Since then, since Louie died, I’ve had about eight different—nine different—letters from guys who went on to be administrators who talked about how much they learned from him being an administrator with him. Because he would take them out to be a principal, and he says, “Now, you’re not the one who counts toilet paper rolls, you’re the one who’s in the classroom. And these are the things you have to learn about being in the classroom.” And every principal learned that and became a superintendent somewhere, because they were—not very many people are as aware of the curriculum and what goes on in the classroom as Louie was. He just said, “You’re not here to sit in your office. You’re here to be in the classroom. And that’s how you learn how kids learn.” And boy, that really made a difference. They had good schools.

His award was for educators all over the United States. Of course, I’m sure he got it because he was with the American Association of School Administrators, but they might not have ever found out from him otherwise. But he deserved it. And Debbie got to attend with him and I was so pleased with that.

That was after he actually retired and quit. He took us to so many exciting kinds of adventures that we wouldn’t have had. First of all, if he hadn’t just assumed that I could do anything that he could do. It just never entered his mind that I couldn’t, you know, bring that boat in and sell it and bring that stuff back. (Laughs.) It never occurred to him. You know. And because of that, I got to be a lot more than I would have been otherwise. Because I had a lot of friends whose husbands just didn’t want that in their wives. They just didn’t want that. And didn’t believe it, I think.

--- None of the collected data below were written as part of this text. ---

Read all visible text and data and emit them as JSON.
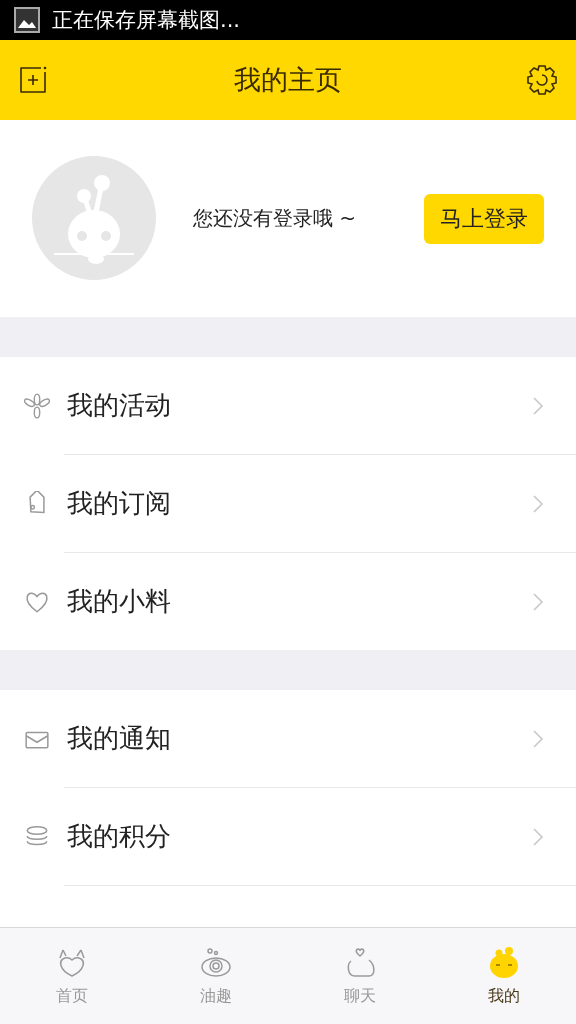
{
  "status_bar": {
    "text": "正在保存屏幕截图..."
  },
  "header": {
    "title": "我的主页"
  },
  "profile": {
    "prompt": "您还没有登录哦 ~",
    "login_button": "马上登录"
  },
  "menu_groups": [
    [
      {
        "label": "我的活动"
      },
      {
        "label": "我的订阅"
      },
      {
        "label": "我的小料"
      }
    ],
    [
      {
        "label": "我的通知"
      },
      {
        "label": "我的积分"
      }
    ]
  ],
  "tabs": [
    {
      "label": "首页",
      "selected": false
    },
    {
      "label": "油趣",
      "selected": false
    },
    {
      "label": "聊天",
      "selected": false
    },
    {
      "label": "我的",
      "selected": true
    }
  ]
}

I’ll tell you, I had wonderful parents who loved me. I think that anybody who starts out not being loved in a family is at a terrible disadvantage. I don’t know how they survive. And I think we see the problems in school. Jan, my daughter Jan, was mentioning it the other day. She said, “You know, Mom, if kids don’t have it at home,” she said, “it’s really hard to give them enough at school.” And she just tries her damndest to but it’s tough. She’s about the most outstanding teacher I’ve ever known in my life. She just kills herself doing it. And you have to. Things aren’t provided. It’s just, I don’t know what we’re doing in our country that we can be that disdainful of what it takes to be a teacher in the classroom.

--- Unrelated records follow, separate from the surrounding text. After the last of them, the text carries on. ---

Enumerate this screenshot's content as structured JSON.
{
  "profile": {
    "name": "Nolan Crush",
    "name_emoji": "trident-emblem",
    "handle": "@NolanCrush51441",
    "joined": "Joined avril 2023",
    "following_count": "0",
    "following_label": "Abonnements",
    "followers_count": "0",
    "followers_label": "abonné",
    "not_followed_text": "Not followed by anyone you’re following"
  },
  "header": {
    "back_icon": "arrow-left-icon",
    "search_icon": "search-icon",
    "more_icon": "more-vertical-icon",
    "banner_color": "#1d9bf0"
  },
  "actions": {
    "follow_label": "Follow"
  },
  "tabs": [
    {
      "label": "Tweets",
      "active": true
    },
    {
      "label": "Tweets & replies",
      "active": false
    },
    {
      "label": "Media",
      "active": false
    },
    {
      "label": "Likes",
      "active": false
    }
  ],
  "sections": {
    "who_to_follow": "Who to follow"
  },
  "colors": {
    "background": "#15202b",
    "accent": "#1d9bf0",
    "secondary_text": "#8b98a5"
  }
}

That hurts, when you’re putting everything you’ve got—including your finances—when they’re low paid and they’re having to buy stuff to get by in the classroom. You know, it’s pretty hard to stay there. Jan has one more year, so this’ll be it for her.

The bad part was losing Louie. That really took the core, a big core, of mine away. Because we were good together. And that doesn’t always happen. And it just, I miss that, very, very much.